最悪なことに、あたしはアノ六冠王・條崎零と同じクラスだ。
休み時間になると、女子は全員條崎の元へ向かって話す。
うるさくて、寝られる雰囲気じゃない。
しかも、條崎は最悪なことに、窓際の1番後ろから2番目。
その後ろ、つまり1番後ろがあたしなのだ。
だから、女子の視線も痛いし…。
本当先生、何であたしをこの席にしたんだろ?
たまたま空いていたから?
窓際が良いだろうと思ったから?
…どっちにしても最悪だ。
話の内容も内容だし。
寝た、とか何よ!
そんなこと、あたしの後ろで話すなよ!
…まぁしょうがないか、六冠王だもんね。
さっきは話さなかった六冠王の残り3冠。
4冠目は、来るもの拒まず。
先ほどミキさんって人は断られていたけど、家においでと言われたらのこのこ行ってしまうのが條崎。

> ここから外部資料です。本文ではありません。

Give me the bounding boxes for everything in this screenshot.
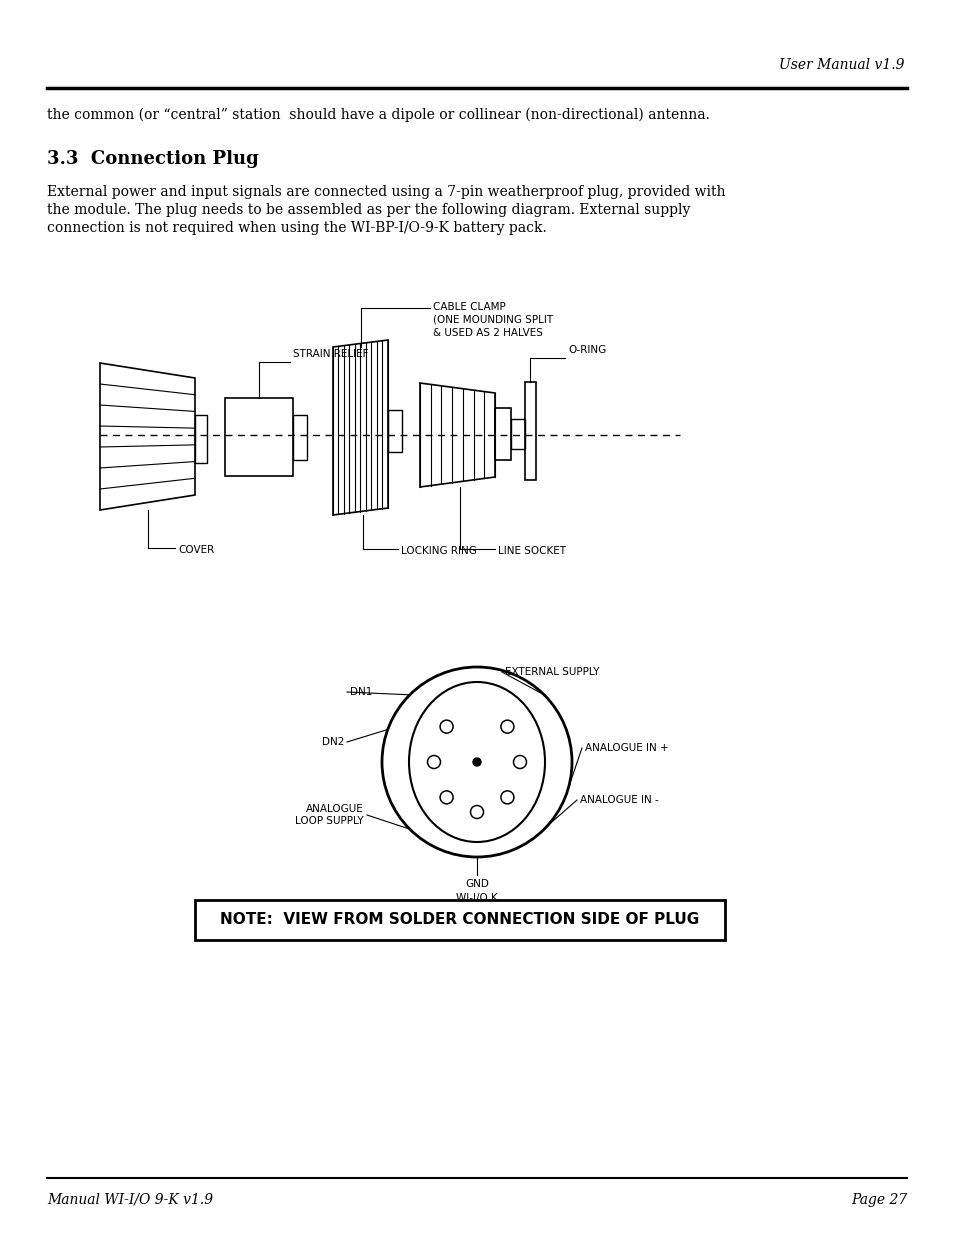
Bar	[194, 415, 207, 463]
Text: EXTERNAL SUPPLY: EXTERNAL SUPPLY	[504, 667, 598, 677]
Text: DN1: DN1	[350, 687, 372, 697]
Circle shape	[473, 758, 480, 766]
Bar	[388, 410, 401, 452]
Text: GND: GND	[464, 879, 489, 889]
Text: Manual WI-I/O 9-K v1.9: Manual WI-I/O 9-K v1.9	[47, 1193, 213, 1207]
Text: ANALOGUE IN +: ANALOGUE IN +	[584, 743, 668, 753]
Text: LOCKING RING: LOCKING RING	[400, 546, 476, 556]
Bar	[225, 398, 293, 475]
Text: DN2: DN2	[321, 737, 344, 747]
Text: Page 27: Page 27	[850, 1193, 906, 1207]
Text: the module. The plug needs to be assembled as per the following diagram. Externa: the module. The plug needs to be assembl…	[47, 203, 690, 217]
Bar	[495, 408, 511, 459]
Bar	[194, 900, 724, 940]
Text: 3.3  Connection Plug: 3.3 Connection Plug	[47, 149, 258, 168]
Bar	[293, 415, 307, 459]
Text: NOTE:  VIEW FROM SOLDER CONNECTION SIDE OF PLUG: NOTE: VIEW FROM SOLDER CONNECTION SIDE O…	[220, 913, 699, 927]
Text: User Manual v1.9: User Manual v1.9	[779, 58, 904, 72]
Text: the common (or “central” station  should have a dipole or collinear (non-directi: the common (or “central” station should …	[47, 107, 709, 122]
Text: ANALOGUE IN -: ANALOGUE IN -	[579, 795, 659, 805]
Text: External power and input signals are connected using a 7-pin weatherproof plug, : External power and input signals are con…	[47, 185, 724, 199]
Text: WI-I/O K: WI-I/O K	[456, 893, 497, 903]
Text: STRAIN RELIEF: STRAIN RELIEF	[293, 350, 368, 359]
Text: CABLE CLAMP
(ONE MOUNDING SPLIT
& USED AS 2 HALVES: CABLE CLAMP (ONE MOUNDING SPLIT & USED A…	[433, 303, 553, 337]
Bar	[511, 419, 524, 450]
Text: LINE SOCKET: LINE SOCKET	[497, 546, 565, 556]
Text: connection is not required when using the WI-BP-I/O-9-K battery pack.: connection is not required when using th…	[47, 221, 546, 235]
Text: O-RING: O-RING	[567, 345, 605, 354]
Text: ANALOGUE
LOOP SUPPLY: ANALOGUE LOOP SUPPLY	[295, 804, 364, 826]
Bar	[524, 382, 536, 480]
Text: COVER: COVER	[178, 545, 214, 555]
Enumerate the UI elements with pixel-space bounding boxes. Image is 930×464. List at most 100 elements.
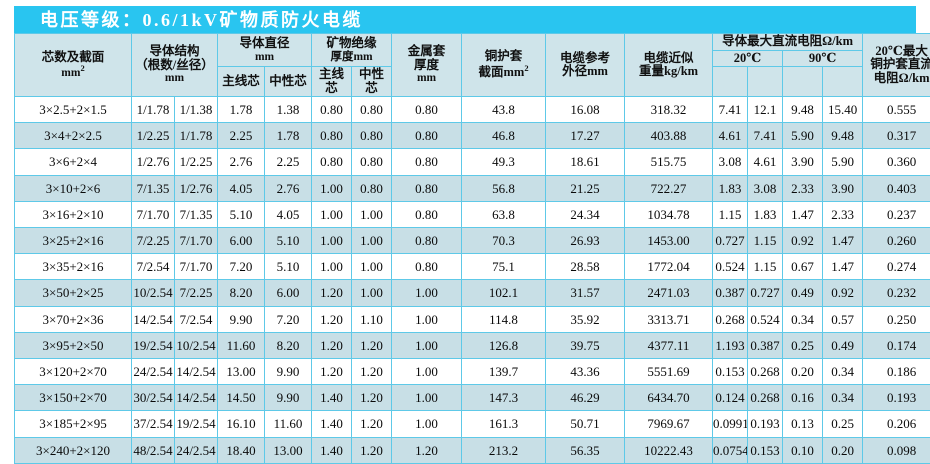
cell-structure-main: 1/2.76 (132, 149, 175, 175)
cell-res-20c-a: 0.268 (713, 306, 748, 332)
cell-sheath-thickness: 0.80 (392, 97, 462, 123)
cell-res-90c-a: 0.20 (783, 359, 823, 385)
cell-structure-main: 7/2.54 (132, 254, 175, 280)
cell-res-90c-a: 1.47 (783, 201, 823, 227)
cell-copper-sheath-csa: 161.3 (462, 411, 546, 437)
cell-res-20c-a: 0.0754 (713, 437, 748, 463)
cell-res-90c-a: 0.49 (783, 280, 823, 306)
col-header-diameter-neutral-core: 中性芯 (265, 67, 312, 97)
cell-sheath-thickness: 1.00 (392, 411, 462, 437)
cell-res-20c-b: 1.15 (748, 254, 783, 280)
cell-res-20c-a: 0.153 (713, 359, 748, 385)
cell-diameter-neutral: 11.60 (265, 411, 312, 437)
cell-insulation-main: 1.00 (312, 175, 352, 201)
cell-weight: 7969.67 (625, 411, 713, 437)
col-header-cu-sheath-res-line3: 电阻Ω/km (864, 72, 930, 86)
cell-insulation-main: 0.80 (312, 97, 352, 123)
cell-outer-diameter: 56.35 (546, 437, 625, 463)
col-header-copper-sheath-csa: 铜护套 截面mm2 (462, 34, 546, 97)
cell-diameter-main: 7.20 (218, 254, 265, 280)
cell-copper-sheath-csa: 63.8 (462, 201, 546, 227)
col-header-cable-outer-diameter: 电缆参考 外径mm (546, 34, 625, 97)
cell-res-20c-a: 7.41 (713, 97, 748, 123)
col-header-mineral-insulation-unit: 厚度mm (313, 51, 390, 63)
cell-structure-neutral: 1/2.76 (175, 175, 218, 201)
cell-sheath-thickness: 0.80 (392, 175, 462, 201)
cell-res-20c-a: 4.61 (713, 123, 748, 149)
cell-insulation-neutral: 1.20 (352, 359, 392, 385)
cell-insulation-neutral: 1.00 (352, 201, 392, 227)
cell-diameter-main: 5.10 (218, 201, 265, 227)
cell-structure-neutral: 1/1.78 (175, 123, 218, 149)
col-header-dc-res-90c-a (783, 67, 823, 97)
cell-res-20c-a: 0.124 (713, 385, 748, 411)
cell-res-20c-a: 1.15 (713, 201, 748, 227)
cell-outer-diameter: 18.61 (546, 149, 625, 175)
cell-res-90c-a: 3.90 (783, 149, 823, 175)
col-header-conductor-structure-unit: mm (133, 72, 216, 84)
cell-weight: 4377.11 (625, 332, 713, 358)
cell-structure-neutral: 1/1.38 (175, 97, 218, 123)
cell-diameter-main: 2.76 (218, 149, 265, 175)
cell-res-90c-a: 0.34 (783, 306, 823, 332)
cell-diameter-main: 9.90 (218, 306, 265, 332)
cell-spec: 3×16+2×10 (15, 201, 132, 227)
cell-weight: 722.27 (625, 175, 713, 201)
cell-res-20c-b: 0.524 (748, 306, 783, 332)
cell-diameter-neutral: 2.76 (265, 175, 312, 201)
cable-spec-table: 芯数及截面 mm2 导体结构 （根数/丝径） mm 导体直径 mm 矿物绝缘 厚… (14, 33, 930, 464)
cell-diameter-main: 18.40 (218, 437, 265, 463)
cell-spec: 3×185+2×95 (15, 411, 132, 437)
col-header-spec: 芯数及截面 mm2 (15, 34, 132, 97)
table-header: 芯数及截面 mm2 导体结构 （根数/丝径） mm 导体直径 mm 矿物绝缘 厚… (15, 34, 930, 97)
cell-structure-neutral: 7/1.70 (175, 228, 218, 254)
cell-res-90c-a: 9.48 (783, 97, 823, 123)
cell-insulation-main: 1.20 (312, 306, 352, 332)
col-header-conductor-diameter: 导体直径 mm (218, 34, 312, 67)
cell-structure-neutral: 24/2.54 (175, 437, 218, 463)
cell-insulation-main: 1.00 (312, 201, 352, 227)
cell-copper-sheath-csa: 213.2 (462, 437, 546, 463)
cell-copper-sheath-csa: 56.8 (462, 175, 546, 201)
col-header-metal-sheath-line2: 厚度 (393, 59, 460, 73)
cell-structure-main: 30/2.54 (132, 385, 175, 411)
cell-insulation-main: 1.20 (312, 280, 352, 306)
cell-weight: 403.88 (625, 123, 713, 149)
cell-diameter-neutral: 13.00 (265, 437, 312, 463)
col-header-dc-res-90c-b (823, 67, 863, 97)
cell-res-90c-a: 0.10 (783, 437, 823, 463)
col-header-mineral-insulation: 矿物绝缘 厚度mm (312, 34, 392, 67)
cell-structure-main: 37/2.54 (132, 411, 175, 437)
cell-outer-diameter: 28.58 (546, 254, 625, 280)
cell-sheath-thickness: 1.00 (392, 359, 462, 385)
col-header-metal-sheath-thickness: 金属套 厚度 mm (392, 34, 462, 97)
col-header-metal-sheath-line1: 金属套 (393, 45, 460, 59)
col-header-insulation-neutral-core: 中性芯 (352, 67, 392, 97)
cell-structure-main: 48/2.54 (132, 437, 175, 463)
cell-diameter-main: 8.20 (218, 280, 265, 306)
col-header-dc-res-90c: 90℃ (783, 50, 863, 67)
cell-structure-main: 1/1.78 (132, 97, 175, 123)
col-header-copper-sheath-csa-line1: 铜护套 (463, 50, 544, 64)
cell-insulation-main: 1.40 (312, 437, 352, 463)
cell-res-20c-b: 4.61 (748, 149, 783, 175)
cell-sheath-thickness: 0.80 (392, 149, 462, 175)
cell-insulation-main: 1.00 (312, 254, 352, 280)
cell-spec: 3×2.5+2×1.5 (15, 97, 132, 123)
cell-spec: 3×6+2×4 (15, 149, 132, 175)
cell-res-90c-b: 0.34 (823, 359, 863, 385)
cell-spec: 3×120+2×70 (15, 359, 132, 385)
cell-spec: 3×95+2×50 (15, 332, 132, 358)
cell-res-90c-b: 1.47 (823, 254, 863, 280)
cell-res-20c-a: 0.727 (713, 228, 748, 254)
cell-res-20c-a: 0.387 (713, 280, 748, 306)
cell-res-20c-a: 3.08 (713, 149, 748, 175)
col-header-metal-sheath-unit: mm (393, 72, 460, 84)
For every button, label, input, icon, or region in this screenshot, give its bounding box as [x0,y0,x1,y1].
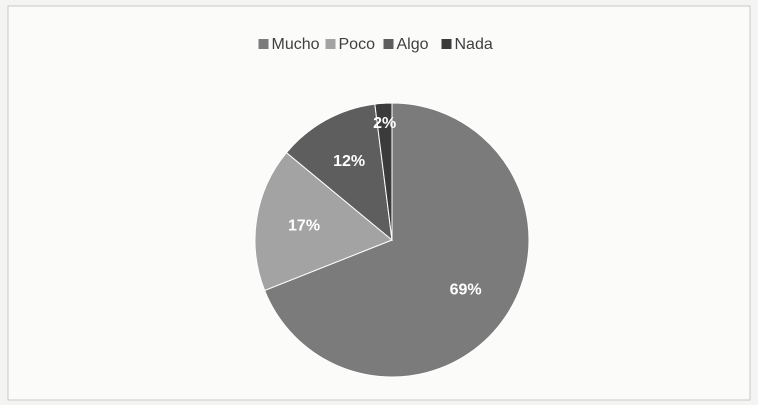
pie-slice [374,102,393,241]
legend-swatch [441,39,452,49]
legend-label: Nada [455,36,493,53]
data-label: 69% [450,281,482,298]
pie-slice [254,151,393,292]
data-label: 12% [333,153,365,170]
data-label: 2% [373,115,396,132]
data-label: 17% [288,217,320,234]
legend-label: Poco [339,36,376,53]
pie-slice [285,103,393,242]
legend-swatch [383,39,394,49]
pie-slice [263,102,530,378]
legend-label: Mucho [272,36,320,53]
legend-label: Algo [397,36,429,53]
legend-swatch [258,39,269,49]
legend-swatch [325,39,336,49]
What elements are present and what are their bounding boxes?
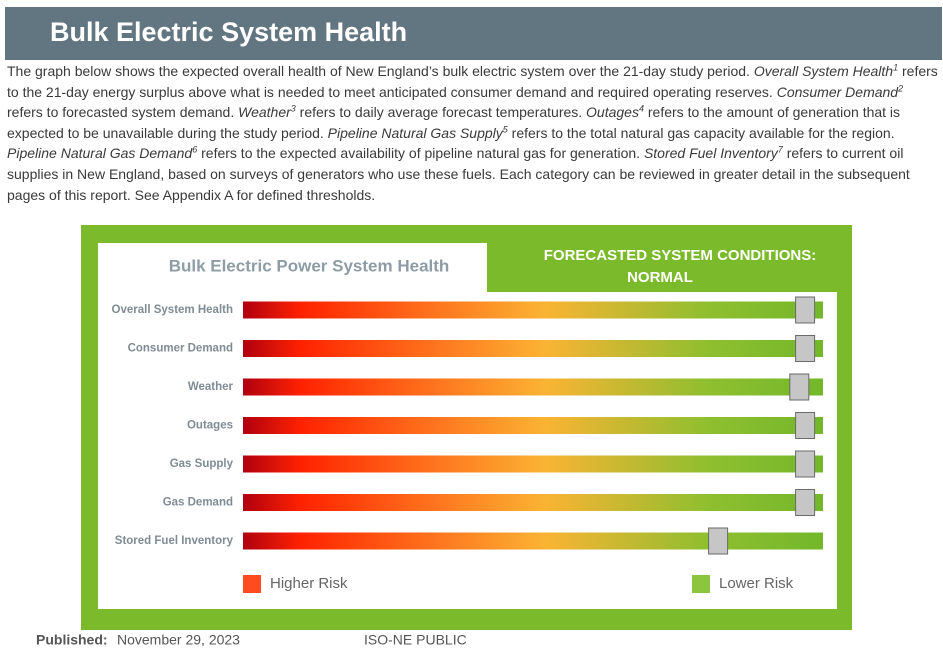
published-date: November 29, 2023: [117, 632, 240, 648]
header-title: Bulk Electric System Health: [50, 17, 407, 47]
intro-paragraph: The graph below shows the expected overa…: [7, 61, 939, 205]
risk-track: [243, 455, 823, 473]
row-label: Outages: [187, 420, 233, 432]
term: Pipeline Natural Gas Demand: [7, 145, 193, 162]
risk-track: [243, 532, 823, 550]
text-run: refers to forecasted system demand.: [7, 104, 239, 121]
text-run: refers to the expected availability of p…: [197, 145, 644, 162]
footnote-ref: 2: [898, 82, 904, 93]
term: Pipeline Natural Gas Supply: [327, 124, 503, 141]
marker: [795, 450, 816, 478]
risk-track: [243, 494, 823, 511]
marker: [795, 296, 816, 324]
row-label: Weather: [188, 381, 234, 393]
chart-title: Bulk Electric Power System Health: [169, 256, 450, 275]
footnote-ref: 4: [638, 103, 644, 114]
chart-panel: [98, 292, 837, 609]
text-run: refers to the 21-day energy surplus abov…: [7, 63, 938, 100]
footnote-ref: 5: [502, 124, 508, 135]
risk-track: [243, 301, 823, 319]
published-label: Published:: [36, 632, 108, 648]
header-bar: [5, 7, 942, 60]
marker: [789, 373, 810, 401]
row-label: Stored Fuel Inventory: [115, 535, 234, 547]
legend-swatch: [692, 575, 710, 593]
marker: [795, 412, 816, 439]
risk-track: [243, 417, 823, 434]
row-label: Gas Demand: [163, 497, 233, 509]
text-run: refers to current oil supplies in New En…: [7, 145, 910, 203]
classification: ISO-NE PUBLIC: [364, 632, 467, 648]
text-run: The graph below shows the expected overa…: [7, 63, 754, 79]
footnote-ref: 1: [893, 62, 899, 73]
marker: [708, 527, 729, 555]
footnote-ref: 6: [192, 144, 198, 155]
marker: [795, 489, 816, 516]
term: Stored Fuel Inventory: [643, 145, 778, 162]
text-run: refers to daily average forecast tempera…: [295, 104, 587, 121]
marker: [795, 335, 816, 362]
legend-label: Higher Risk: [270, 575, 348, 592]
legend-swatch: [243, 575, 261, 593]
footnote-ref: 7: [777, 144, 783, 155]
term: Consumer Demand: [776, 83, 899, 100]
row-label: Consumer Demand: [128, 343, 233, 355]
footnote-ref: 3: [290, 103, 296, 114]
risk-track: [243, 378, 823, 396]
term: Outages: [586, 104, 639, 121]
legend-label: Lower Risk: [719, 575, 794, 592]
chart-tab: [98, 243, 487, 293]
status-label: FORECASTED SYSTEM CONDITIONS:: [544, 247, 817, 264]
term: Weather: [238, 104, 291, 121]
term: Overall System Health: [753, 63, 894, 79]
row-label: Overall System Health: [112, 304, 233, 316]
text-run: refers to the amount of generation that …: [7, 104, 901, 141]
row-label: Gas Supply: [170, 458, 234, 470]
status: NORMAL: [627, 269, 693, 286]
risk-track: [243, 340, 823, 357]
text-run: refers to the total natural gas capacity…: [507, 124, 895, 141]
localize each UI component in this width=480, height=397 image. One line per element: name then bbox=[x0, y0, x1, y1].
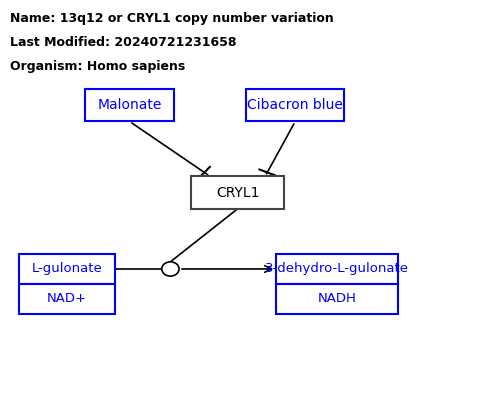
Text: CRYL1: CRYL1 bbox=[216, 185, 259, 200]
Text: Malonate: Malonate bbox=[97, 98, 162, 112]
FancyBboxPatch shape bbox=[246, 89, 344, 121]
Text: Organism: Homo sapiens: Organism: Homo sapiens bbox=[10, 60, 185, 73]
FancyBboxPatch shape bbox=[19, 254, 115, 284]
Text: NADH: NADH bbox=[318, 292, 357, 305]
FancyBboxPatch shape bbox=[85, 89, 174, 121]
Text: Last Modified: 20240721231658: Last Modified: 20240721231658 bbox=[10, 36, 236, 49]
Text: Cibacron blue: Cibacron blue bbox=[247, 98, 343, 112]
Text: NAD+: NAD+ bbox=[47, 292, 87, 305]
FancyBboxPatch shape bbox=[19, 284, 115, 314]
Text: Name: 13q12 or CRYL1 copy number variation: Name: 13q12 or CRYL1 copy number variati… bbox=[10, 12, 333, 25]
FancyBboxPatch shape bbox=[191, 176, 284, 209]
Circle shape bbox=[162, 262, 179, 276]
Text: L-gulonate: L-gulonate bbox=[32, 262, 103, 276]
FancyBboxPatch shape bbox=[276, 254, 398, 284]
FancyBboxPatch shape bbox=[276, 284, 398, 314]
Text: 3-dehydro-L-gulonate: 3-dehydro-L-gulonate bbox=[265, 262, 409, 276]
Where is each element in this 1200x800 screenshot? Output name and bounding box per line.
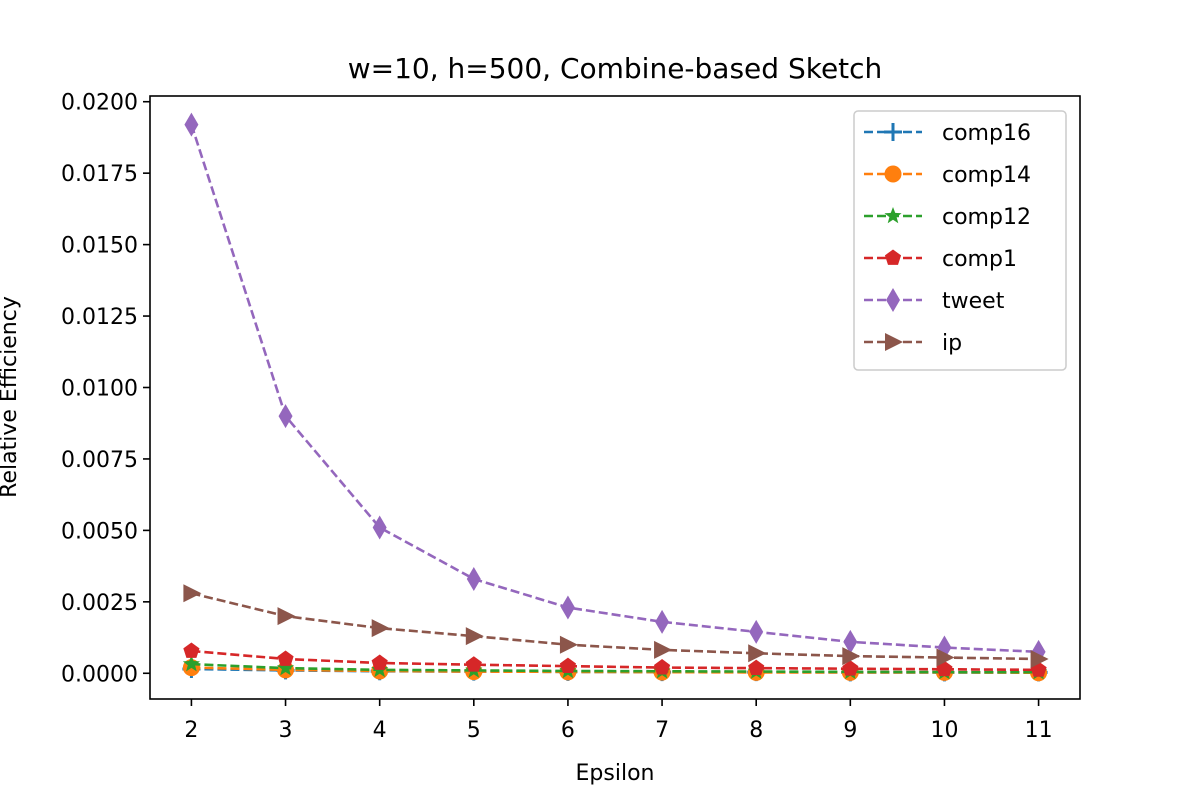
triangle-marker (654, 640, 673, 659)
legend-item: comp16 (864, 121, 1031, 146)
series-comp1 (183, 642, 1047, 677)
x-tick-label: 9 (843, 718, 857, 743)
series-line (190, 124, 1039, 654)
triangle-marker (936, 648, 955, 667)
y-tick-label: 0.0150 (61, 234, 138, 259)
pentagon-marker (465, 656, 482, 672)
diamond-marker (184, 112, 199, 137)
diamond-marker (749, 619, 764, 644)
triangle-marker (371, 619, 390, 638)
pentagon-marker (277, 650, 294, 666)
series-line (191, 662, 1039, 674)
y-tick-label: 0.0050 (61, 519, 138, 544)
series-line (191, 649, 1039, 672)
triangle-marker (748, 644, 767, 663)
diamond-marker (372, 515, 387, 540)
triangle-marker (183, 584, 202, 603)
triangle-marker (1030, 649, 1049, 668)
pentagon-marker (936, 660, 953, 677)
triangle-marker (277, 607, 296, 626)
series-line (191, 591, 1039, 661)
diamond-marker (560, 595, 575, 620)
x-tick-label: 7 (655, 718, 669, 743)
legend-item: ip (864, 331, 962, 356)
legend-label: comp12 (942, 205, 1031, 230)
plot-frame (149, 95, 1081, 700)
diamond-marker (886, 288, 900, 312)
x-tick-label: 5 (467, 718, 481, 743)
y-tick-label: 0.0075 (61, 448, 138, 473)
x-tick-label: 10 (930, 718, 958, 743)
legend-label: tweet (942, 289, 1005, 314)
circle-marker (884, 165, 902, 183)
x-tick-label: 11 (1025, 718, 1053, 743)
legend-label: comp16 (942, 121, 1031, 146)
diamond-marker (843, 629, 858, 654)
pentagon-marker (884, 249, 902, 265)
star-marker (182, 655, 200, 672)
legend-label: comp14 (942, 163, 1031, 188)
triangle-marker (559, 635, 578, 654)
series-ip (183, 584, 1049, 668)
legend-box (853, 110, 1067, 371)
chart-title: w=10, h=500, Combine-based Sketch (348, 52, 883, 85)
y-tick-label: 0.0125 (61, 305, 138, 330)
axis-ticks: 2 3 4 5 6 7 8 9 10 11 0.0000 0.0025 0.0050 0.0075 0.01… (61, 91, 1053, 743)
x-tick-label: 3 (279, 718, 293, 743)
diamond-marker (466, 566, 481, 591)
pentagon-marker (748, 659, 765, 676)
x-tick-label: 8 (749, 718, 763, 743)
x-tick-label: 6 (561, 718, 575, 743)
y-tick-label: 0.0000 (61, 662, 138, 687)
pentagon-marker (842, 660, 859, 676)
triangle-marker (842, 647, 861, 666)
diamond-marker (655, 609, 670, 634)
y-tick-label: 0.0025 (61, 591, 138, 616)
pentagon-marker (653, 659, 671, 675)
y-axis-label: Relative Efficiency (0, 296, 22, 498)
triangle-marker (465, 627, 484, 646)
legend-label: comp1 (942, 247, 1017, 272)
pentagon-marker (183, 642, 200, 658)
plot-series (182, 112, 1049, 682)
legend: comp16 comp14 comp12 comp1 tweet ip (853, 110, 1067, 371)
legend-item: comp12 (864, 205, 1031, 230)
star-marker (884, 207, 902, 224)
diamond-marker (278, 404, 293, 429)
plus-marker (884, 123, 902, 141)
legend-item: tweet (864, 288, 1005, 314)
pentagon-marker (371, 654, 388, 670)
x-tick-label: 2 (184, 718, 198, 743)
triangle-marker (885, 333, 903, 351)
series-tweet (184, 112, 1046, 664)
y-tick-label: 0.0200 (61, 91, 138, 116)
y-tick-label: 0.0100 (61, 376, 138, 401)
x-axis-label: Epsilon (576, 761, 655, 786)
pentagon-marker (559, 657, 577, 674)
star-marker (276, 659, 295, 676)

條崎と寝たい、と願う女子の願いを、全部聞いているのだ。
……マジで最悪。
5冠目は、去るもの追わず。
條崎が好きだった子に彼氏が出来て、條崎に興味がなくなったとしても、條崎はその子を気にしない。
だって條崎にとって、女子は溢れんばかりにいるんだから。
6冠目は、来ないもの誘わず。
あたしのような條崎に興味のない女子を、條崎は誘うことはない。
條崎が構うのは、あくまで自分から寄ってきた女子ばかり。
六冠王…最初の3冠は良いけど。
残りは最悪。
きっと條崎のような男のことを、プレイボーイと呼ぶのだろう。
條崎は、プレイボーイだけど優秀な王子様なのだ。
最高なのか最悪なのか。
あたしにとっては、最悪以外の何物でもないけどね。